EU加盟国28カ国、人口5億人、GDPは世界の24・6%。うちユーロ圏19カ国3億3500万人。ギリシャのGDPは1790億ユーロ、人口1099万人、問題の債務残高はGDPの177%、3130億ユーロ(約43兆円)。そのうちユーロ圏の対外債務は1840億ユーロ。なかでもドイツは682億ユーロと最大の債権国、IMF・ECBの395億ユーロを上回る。

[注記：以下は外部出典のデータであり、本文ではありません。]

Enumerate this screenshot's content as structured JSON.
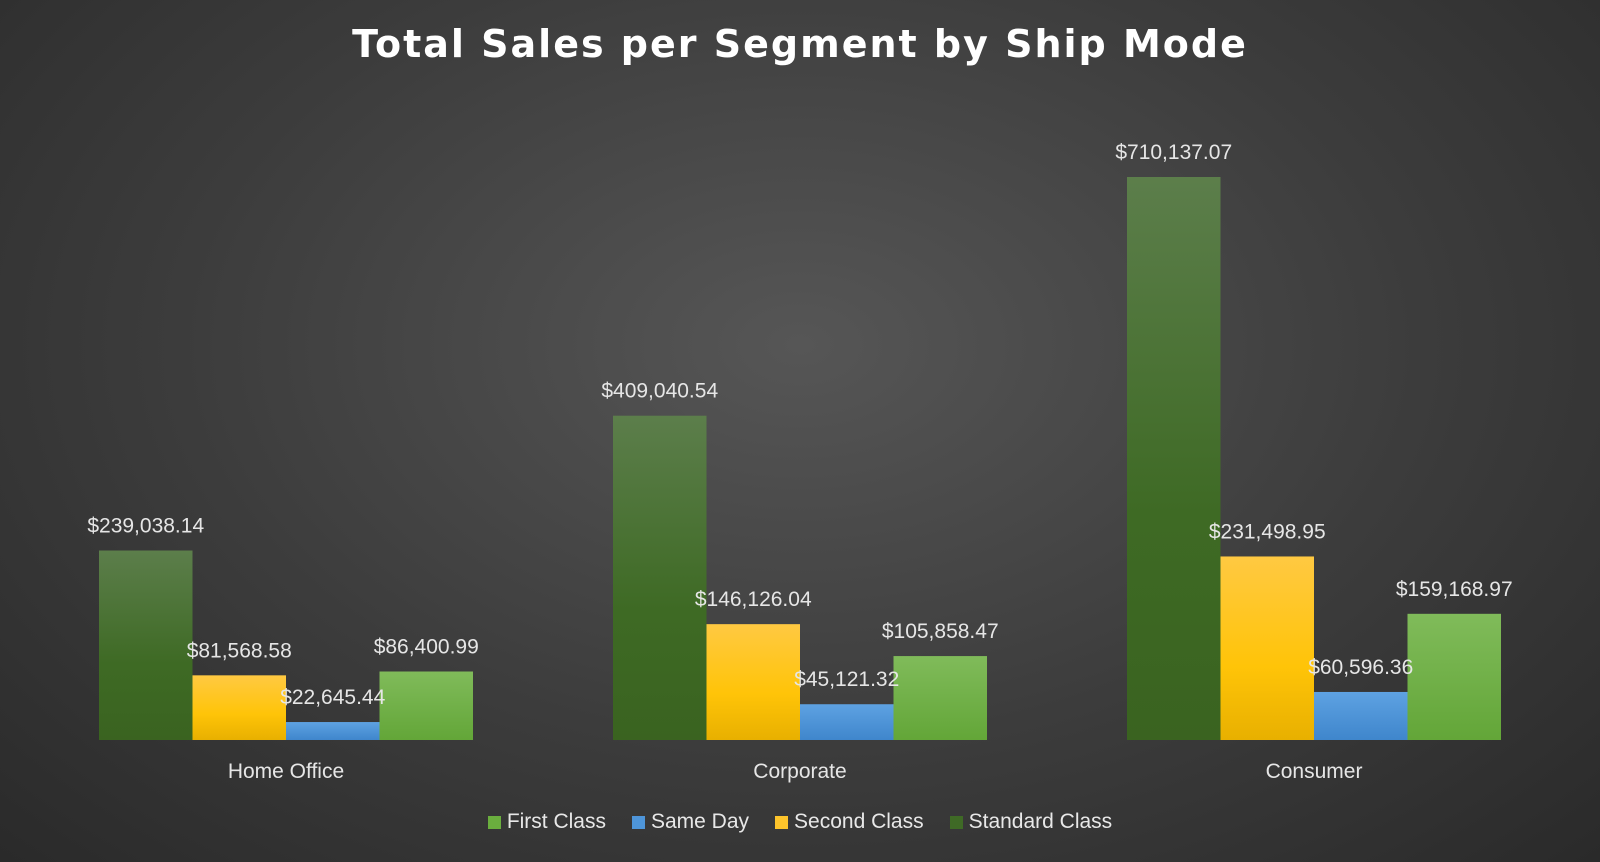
{
  "chart_data": {
    "type": "bar",
    "title": "Total Sales per Segment by Ship Mode",
    "xlabel": "",
    "ylabel": "",
    "ylim": [
      0,
      710137.07
    ],
    "grid": false,
    "legend_position": "bottom",
    "categories": [
      "Home Office",
      "Corporate",
      "Consumer"
    ],
    "draw_order": [
      "Standard Class",
      "Second Class",
      "Same Day",
      "First Class"
    ],
    "series": [
      {
        "name": "First Class",
        "color": "#6aae3e",
        "values": [
          86400.99,
          105858.47,
          159168.97
        ],
        "labels": [
          "$86,400.99",
          "$105,858.47",
          "$159,168.97"
        ]
      },
      {
        "name": "Same Day",
        "color": "#4e95d9",
        "values": [
          22645.44,
          45121.32,
          60596.36
        ],
        "labels": [
          "$22,645.44",
          "$45,121.32",
          "$60,596.36"
        ]
      },
      {
        "name": "Second Class",
        "color": "#fdc42b",
        "values": [
          81568.58,
          146126.04,
          231498.95
        ],
        "labels": [
          "$81,568.58",
          "$146,126.04",
          "$231,498.95"
        ]
      },
      {
        "name": "Standard Class",
        "color": "#3f6a26",
        "values": [
          239038.14,
          409040.54,
          710137.07
        ],
        "labels": [
          "$239,038.14",
          "$409,040.54",
          "$710,137.07"
        ]
      }
    ]
  }
}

「ユーロ圏に残るか離脱か」「デフォルトか」。脅しの集中砲火の中、ギリシャ国民は「ノー」と答えた。労働者や年金生活者の8割が「反対」し、富裕層の8割が「賛成」した。
ここにユーロ圏の金融システムは金融資本を中心にした富裕層の利益のために機能していることが暴露された。政府債務は富裕層の金の安全性を税金で担保する仕組みで、その立て直し(緊縮策)は富裕層の利益を確保するために行われる。デフォルトにより損をするのは富裕層であり、国債とは縁のない国民は被害者なのだ。
メルケル独首相は「支援は改革と引き換えだ」と凄んだ。改革=緊縮政策は結局、ドイツ経済界の利益を守ることが狙い。ドイツは東西統一後の困難を乗り切り、「欧州一の経済大国」「EUの盟主」となった。
その権威の源泉は旧東独をはじめ東欧を部品製造地域に組み入れて、低廉な労働力を利用できたこと。また、国内では社会民主党と緑の党の「赤緑連合」政権で新自由主義的改革を断行、安い通貨ユーロで輸出力を増強したことにある。ギリシャは「人間の尊厳は不可侵」とするEU基本憲章に則り、憲章違反システムに挑戦した。